I've never taken the adjective "ungodly" as much of an insult, myself...

Anonymous said...

Ah! But I meant it on a figurative level, wherein the false idol that is the Academy represents Satan: a bunch of democrats and sodomites, who make a fashionable claim to speaking the Truth on the best in cinema, and do their weasly best to tempt the unenlightened masses away from the True, Authentic and All-Knowing Gods such as the conspicuously Oscar-less Luis Bunuel, Jean-Luc Godard, Ernst Lubitsch or Akira Kurosawa (honorary-schmonorary - as Peter O'Toole will tell you, that's an insult more than an award).

tim r said...

Right, so now we worship Satan. Actually, I don't. But I do love seeing what depravities he's annually capable of. It's an addiction, I'm sorry.

Anonymous said...

Well, listen, admitting you have a problem is the first step.

T said...

"...Ms Zellweger's visage twinkles out at me right now from the soon-to-be-defaced Miss Potter invite on my desk..."
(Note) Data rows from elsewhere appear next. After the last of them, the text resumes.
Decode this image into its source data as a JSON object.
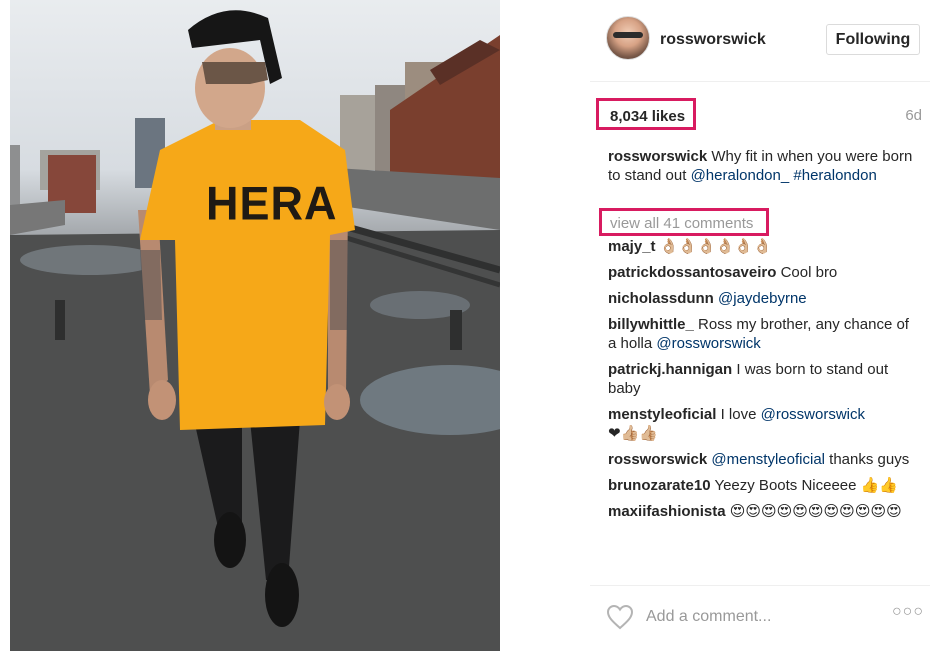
{
  "post": {
    "username": "rossworswick",
    "follow_label": "Following",
    "likes": "8,034 likes",
    "time": "6d",
    "shirt_text": "HERA"
  },
  "caption": {
    "username": "rossworswick",
    "text": "Why fit in when you were born to stand out",
    "mention": "@heralondon_",
    "hashtag": "#heralondon"
  },
  "view_all": "view all 41 comments",
  "comments": [
    {
      "user": "majy_t",
      "text": "",
      "emoji": "👌🏼👌🏼👌🏼👌🏼👌🏼👌🏼"
    },
    {
      "user": "patrickdossantosaveiro",
      "text": "Cool bro"
    },
    {
      "user": "nicholassdunn",
      "mention": "@jaydebyrne"
    },
    {
      "user": "billywhittle_",
      "text": "Ross my brother, any chance of a holla",
      "mention": "@rossworswick"
    },
    {
      "user": "patrickj.hannigan",
      "text": "I was born to stand out baby"
    },
    {
      "user": "menstyleoficial",
      "text": "I love",
      "mention": "@rossworswick",
      "emoji": "❤👍🏼👍🏼"
    },
    {
      "user": "rossworswick",
      "mention": "@menstyleoficial",
      "text": "thanks guys"
    },
    {
      "user": "brunozarate10",
      "text": "Yeezy Boots Niceeee",
      "emoji": "👍👍"
    },
    {
      "user": "maxiifashionista",
      "emoji": "😍😍😍😍😍😍😍😍😍😍😍"
    }
  ],
  "footer": {
    "add_comment_placeholder": "Add a comment...",
    "more_label": "○○○"
  },
  "colors": {
    "highlight": "#d81b60",
    "link": "#003569",
    "muted": "#999999"
  },
  "icons": {
    "like": "heart-icon",
    "more": "more-options-icon"
  }
}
I like this phrase very much and shall now be using it wherever possible. How strange and blotchy she looks in the trailer, and how small Euan Mcgregor is!

Am vastly looking forward to The Tadpole That Ate Korea. These tough subjects need to be tackled on film. Oh, and stop worshipping Satan, Tim. It's very bad for you.

RC said...

what's really bizarre is that this film received a NBR award for screenwriting.